Fig. 3: Diversity explored by the generated sequences.
From: Exploring the space of self-reproducing ribozymes using generative models

a Upper panel: Violin plots of minimal distance to the set of chimeric sequences for generated sequences (light shades) and active sequences (solid shades), per model, with identical colors as in Fig. 2b; The average of distances for chimeric sequences is represented by a dashed line. Lower panel: Violin plot of distances between all pairs for generated sequences (light shades) and active sequences (solid shades), per model. b Mutational enrichment from chimeric sequences.
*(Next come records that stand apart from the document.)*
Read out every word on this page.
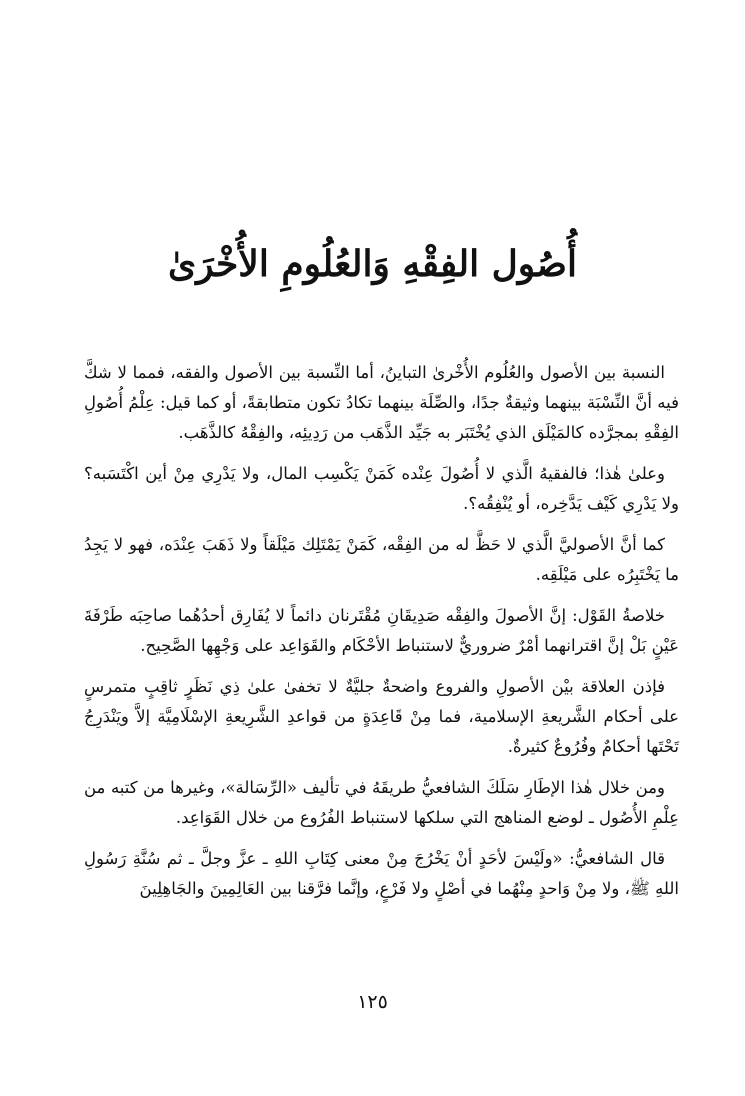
أُصُول الفِقْهِ وَالعُلُومِ الأُخْرَىٰ

النسبة بين الأصول والعُلُوم الأُخْرىٰ التباينُ، أما النِّسبة بين الأصول والفقه، فمما لا شكَّ فيه أنَّ النِّسْبَة بينهما وثيقةٌ جدًا، والصِّلَة بينهما تكادُ تكون متطابقةً، أو كما قيل: عِلْمُ أُصُولِ الفِقْهِ بمجرَّده كالمَيْلَق الذي يُخْتَبَر به جَيِّد الذَّهَب من رَدِيئِه، والفِقْهُ كالذَّهَب.

وعلىٰ هٰذا؛ فالفقيهُ الَّذي لا أُصُولَ عِنْده كَمَنْ يَكْسِب المال، ولا يَدْرِي مِنْ أين اكْتَسَبه؟ ولا يَدْرِي كَيْف يَدَّخِره، أو يُنْفِقُه؟.

كما أنَّ الأصوليَّ الَّذي لا حَظَّ له من الفِقْه، كَمَنْ يَمْتَلِك مَيْلَقاً ولا ذَهَبَ عِنْدَه، فهو لا يَجِدُ ما يَخْتَبِرُه على مَيْلَقِه.

خلاصةُ القَوْل: إنَّ الأصولَ والفِقْه صَدِيقَانِ مُقْتَرنان دائماً لا يُفَارِق أحدُهُما صاحِبَه طَرْفَةَ عَيْنٍ بَلْ إنَّ اقترانهما أمْرٌ ضروريٌّ لاستنباط الأحْكَام والقَوَاعِد على وَجْهِها الصَّحِيح.

فإذن العلاقة بيْن الأصولِ والفروع واضحةٌ جليَّةٌ لا تخفىٰ علىٰ ذِي نَظَرٍ ثاقِبٍ متمرسٍ على أحكام الشَّريعةِ الإسلامية، فما مِنْ قَاعِدَةٍ من قواعدِ الشَّرِيعةِ الإسْلَامِيَّة إلاَّ ويَنْدَرِجُ تَحْتَها أحكامٌ وفُرُوعٌ كثيرةٌ.

ومن خلال هٰذا الإطَارِ سَلَكَ الشافعيُّ طريقَهُ في تأليف «الرِّسَالة»، وغيرها من كتبه من عِلْمِ الأُصُول ـ لوضع المناهج التي سلكها لاستنباط الفُرُوع من خلال القَوَاعِد.

قال الشافعيُّ: «ولَيْسَ لأحَدٍ أنْ يَخْرُجَ مِنْ معنى كِتَابِ اللهِ ـ عزَّ وجلَّ ـ ثم سُنَّةِ رَسُولِ اللهِ ﷺ، ولا مِنْ وَاحدٍ مِنْهُما في أصْلٍ ولا فَرْعٍ، وإنَّما فرَّقنا بين العَالِمِينَ والجَاهِلِينَ

١٢٥
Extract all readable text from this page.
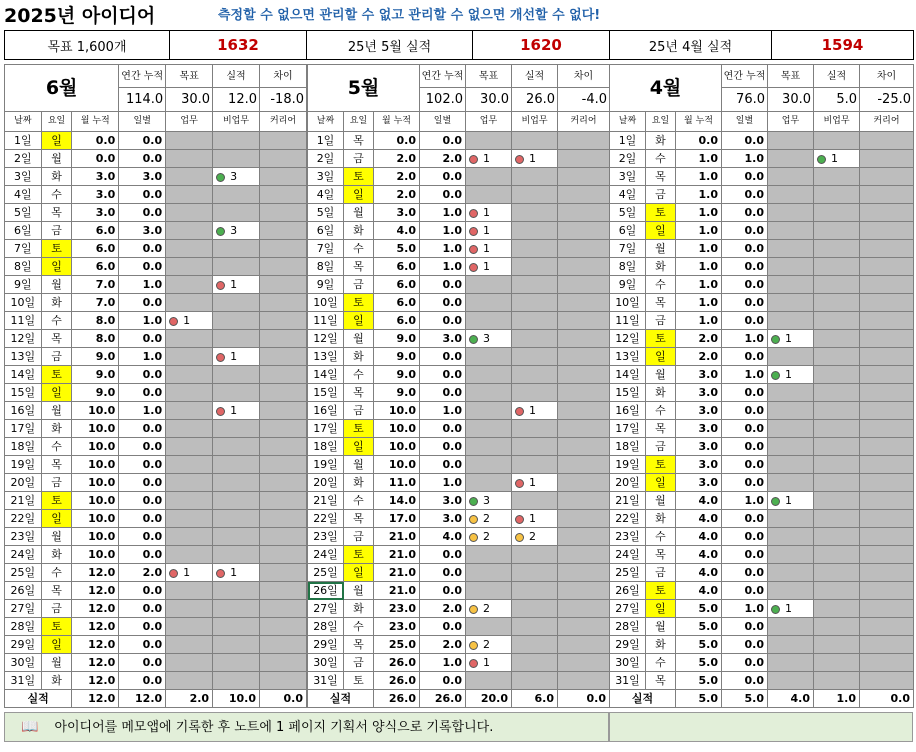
2025년 아이디어	측정할 수 없으면 관리할 수 없고 관리할 수 없으면 개선할 수 없다!
목표 1,600개	1632	25년 5월 실적	1620	25년 4월 실적	1594
6월			연간 누적	목표	실적	차이
			114.0	30.0	12.0	-18.0
날짜	요일	월 누적	일별	업무	비업무	커리어
1일	일	0.0	0.0			
2일	월	0.0	0.0			
3일	화	3.0	3.0		3	
4일	수	3.0	0.0			
5일	목	3.0	0.0			
6일	금	6.0	3.0		3	
7일	토	6.0	0.0			
8일	일	6.0	0.0			
9일	월	7.0	1.0		1	
10일	화	7.0	0.0			
11일	수	8.0	1.0	1		
12일	목	8.0	0.0			
13일	금	9.0	1.0		1	
14일	토	9.0	0.0			
15일	일	9.0	0.0			
16일	월	10.0	1.0		1	
17일	화	10.0	0.0			
18일	수	10.0	0.0			
19일	목	10.0	0.0			
20일	금	10.0	0.0			
21일	토	10.0	0.0			
22일	일	10.0	0.0			
23일	월	10.0	0.0			
24일	화	10.0	0.0			
25일	수	12.0	2.0	1	1	
26일	목	12.0	0.0			
27일	금	12.0	0.0			
28일	토	12.0	0.0			
29일	일	12.0	0.0			
30일	월	12.0	0.0			
31일	화	12.0	0.0			
실적		12.0	12.0	2.0	10.0	0.0
5월			연간 누적	목표	실적	차이
			102.0	30.0	26.0	-4.0
날짜	요일	월 누적	일별	업무	비업무	커리어
1일	목	0.0	0.0			
2일	금	2.0	2.0	1	1	
3일	토	2.0	0.0			
4일	일	2.0	0.0			
5일	월	3.0	1.0	1		
6일	화	4.0	1.0	1		
7일	수	5.0	1.0	1		
8일	목	6.0	1.0	1		
9일	금	6.0	0.0			
10일	토	6.0	0.0			
11일	일	6.0	0.0			
12일	월	9.0	3.0	3		
13일	화	9.0	0.0			
14일	수	9.0	0.0			
15일	목	9.0	0.0			
16일	금	10.0	1.0		1	
17일	토	10.0	0.0			
18일	일	10.0	0.0			
19일	월	10.0	0.0			
20일	화	11.0	1.0		1	
21일	수	14.0	3.0	3		
22일	목	17.0	3.0	2	1	
23일	금	21.0	4.0	2	2	
24일	토	21.0	0.0			
25일	일	21.0	0.0			
26일	월	21.0	0.0			
27일	화	23.0	2.0	2		
28일	수	23.0	0.0			
29일	목	25.0	2.0	2		
30일	금	26.0	1.0	1		
31일	토	26.0	0.0			
실적		26.0	26.0	20.0	6.0	0.0
4월			연간 누적	목표	실적	차이
			76.0	30.0	5.0	-25.0
날짜	요일	월 누적	일별	업무	비업무	커리어
1일	화	0.0	0.0			
2일	수	1.0	1.0		1	
3일	목	1.0	0.0			
4일	금	1.0	0.0			
5일	토	1.0	0.0			
6일	일	1.0	0.0			
7일	월	1.0	0.0			
8일	화	1.0	0.0			
9일	수	1.0	0.0			
10일	목	1.0	0.0			
11일	금	1.0	0.0			
12일	토	2.0	1.0	1		
13일	일	2.0	0.0			
14일	월	3.0	1.0	1		
15일	화	3.0	0.0			
16일	수	3.0	0.0			
17일	목	3.0	0.0			
18일	금	3.0	0.0			
19일	토	3.0	0.0			
20일	일	3.0	0.0			
21일	월	4.0	1.0	1		
22일	화	4.0	0.0			
23일	수	4.0	0.0			
24일	목	4.0	0.0			
25일	금	4.0	0.0			
26일	토	4.0	0.0			
27일	일	5.0	1.0	1		
28일	월	5.0	0.0			
29일	화	5.0	0.0			
30일	수	5.0	0.0			
31일	목	5.0	0.0			
실적		5.0	5.0	4.0	1.0	0.0
📖 아이디어를 메모앱에 기록한 후 노트에 1 페이지 기획서 양식으로 기록합니다.
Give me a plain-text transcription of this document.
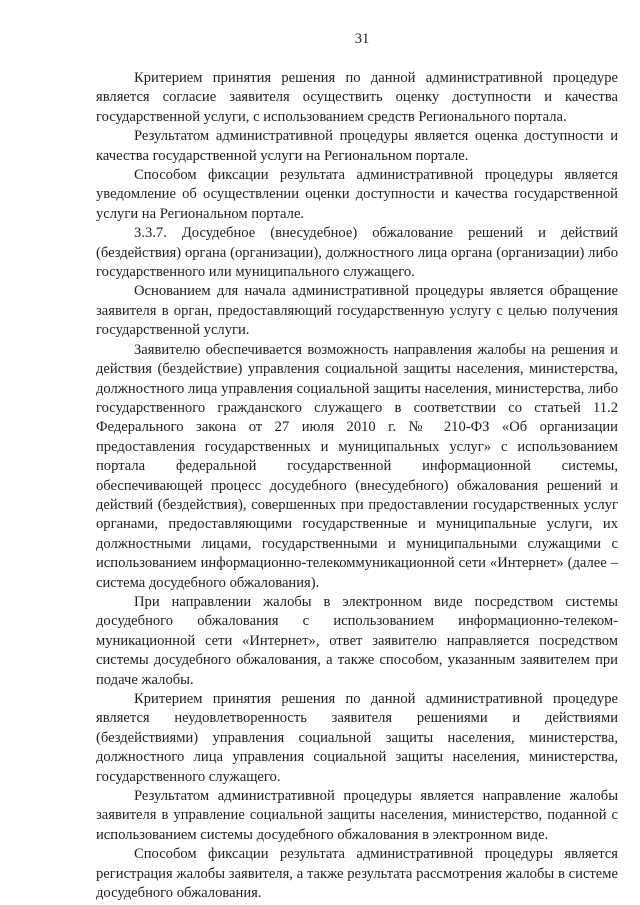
31

Критерием принятия решения по данной административной процедуре является согласие заявителя осуществить оценку доступности и качества государственной услуги, с использованием средств Регионального портала.

Результатом административной процедуры является оценка доступности и качества государственной услуги на Региональном портале.

Способом фиксации результата административной процедуры является уведомление об осуществлении оценки доступности и качества государственной услуги на Региональном портале.

3.3.7. Досудебное (внесудебное) обжалование решений и действий (бездействия) органа (организации), должностного лица органа (организации) либо государственного или муниципального служащего.

Основанием для начала административной процедуры является обращение заявителя в орган, предоставляющий государственную услугу с целью получения государственной услуги.

Заявителю обеспечивается возможность направления жалобы на решения и действия (бездействие) управления социальной защиты населения, министерства, должностного лица управления социальной защиты населения, министерства, либо государственного гражданского служащего в соответствии со статьей 11.2 Федерального закона от 27 июля 2010 г. № 210-ФЗ «Об организации предоставления государственных и муниципальных услуг» с использованием портала федеральной государственной информационной системы, обеспечивающей процесс досудебного (внесудебного) обжалования решений и действий (бездействия), совершенных при предоставлении государственных услуг органами, предоставляющими государственные и муниципальные услуги, их должностными лицами, государственными и муниципальными служащими с использованием информационно-телекоммуникационной сети «Интернет» (далее – система досудебного обжалования).

При направлении жалобы в электронном виде посредством системы досудебного обжалования с использованием информационно-телекоммуникационной сети «Интернет», ответ заявителю направляется посредством системы досудебного обжалования, а также способом, указанным заявителем при подаче жалобы.

Критерием принятия решения по данной административной процедуре является неудовлетворенность заявителя решениями и действиями (бездействиями) управления социальной защиты населения, министерства, должностного лица управления социальной защиты населения, министерства, государственного служащего.

Результатом административной процедуры является направление жалобы заявителя в управление социальной защиты населения, министерство, поданной с использованием системы досудебного обжалования в электронном виде.

Способом фиксации результата административной процедуры является регистрация жалобы заявителя, а также результата рассмотрения жалобы в системе досудебного обжалования.
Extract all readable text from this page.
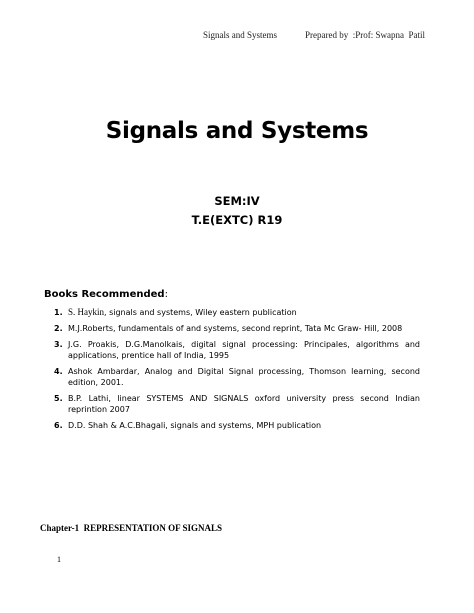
Signals and Systems	Prepared by  :Prof: Swapna  Patil
Signals and Systems
SEM:IV
T.E(EXTC) R19
Books Recommended:
1. S. Haykin, signals and systems, Wiley eastern publication
2. M.J.Roberts, fundamentals of and systems, second reprint, Tata Mc Graw- Hill, 2008
3. J.G. Proakis, D.G.Manolkais, digital signal processing: Principales, algorithms and applications, prentice hall of India, 1995
4. Ashok Ambardar, Analog and Digital Signal processing, Thomson learning, second edition, 2001.
5. B.P. Lathi, linear SYSTEMS AND SIGNALS oxford university press second Indian reprintion 2007
6. D.D. Shah & A.C.Bhagali, signals and systems, MPH publication
Chapter-1  REPRESENTATION OF SIGNALS
1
Top: At each position (x-axis), Azoarcus ribozyme nucleotides are marked by a black dot, and shades are the log ratio of mutation frequencies relative to Azoarcus ribozyme in chimeras (green) and in active variants over all models (red). Bottom: effective number of nucleotides in chimera (green), candidate designs (black), and active designs (red). c Mutational enrichment due to the structure: Effective number of nucleotides per position in DCA T = 1 (blue) and DCA-SB (purple). d Top: PCA projection of DCA (left) and DCA-SB sequences (right), on the 2 principal components of the DCA T = 1 set. Active sequences are colored and inactive ones are gray. Bottom: same but in the principal components of the DCA-SB set, revealing an upper cluster (Cu) populated by DCA-SB only, distinct from the cluster below (Cd) that comprises all DCA sequences. Inset: Distribution of structure scores in the two clusters, showing that Cu has a significantly better structure score (***, one-sided t-test, p-value = 10−16, numerical precision). Source data are provided as a Source Data file.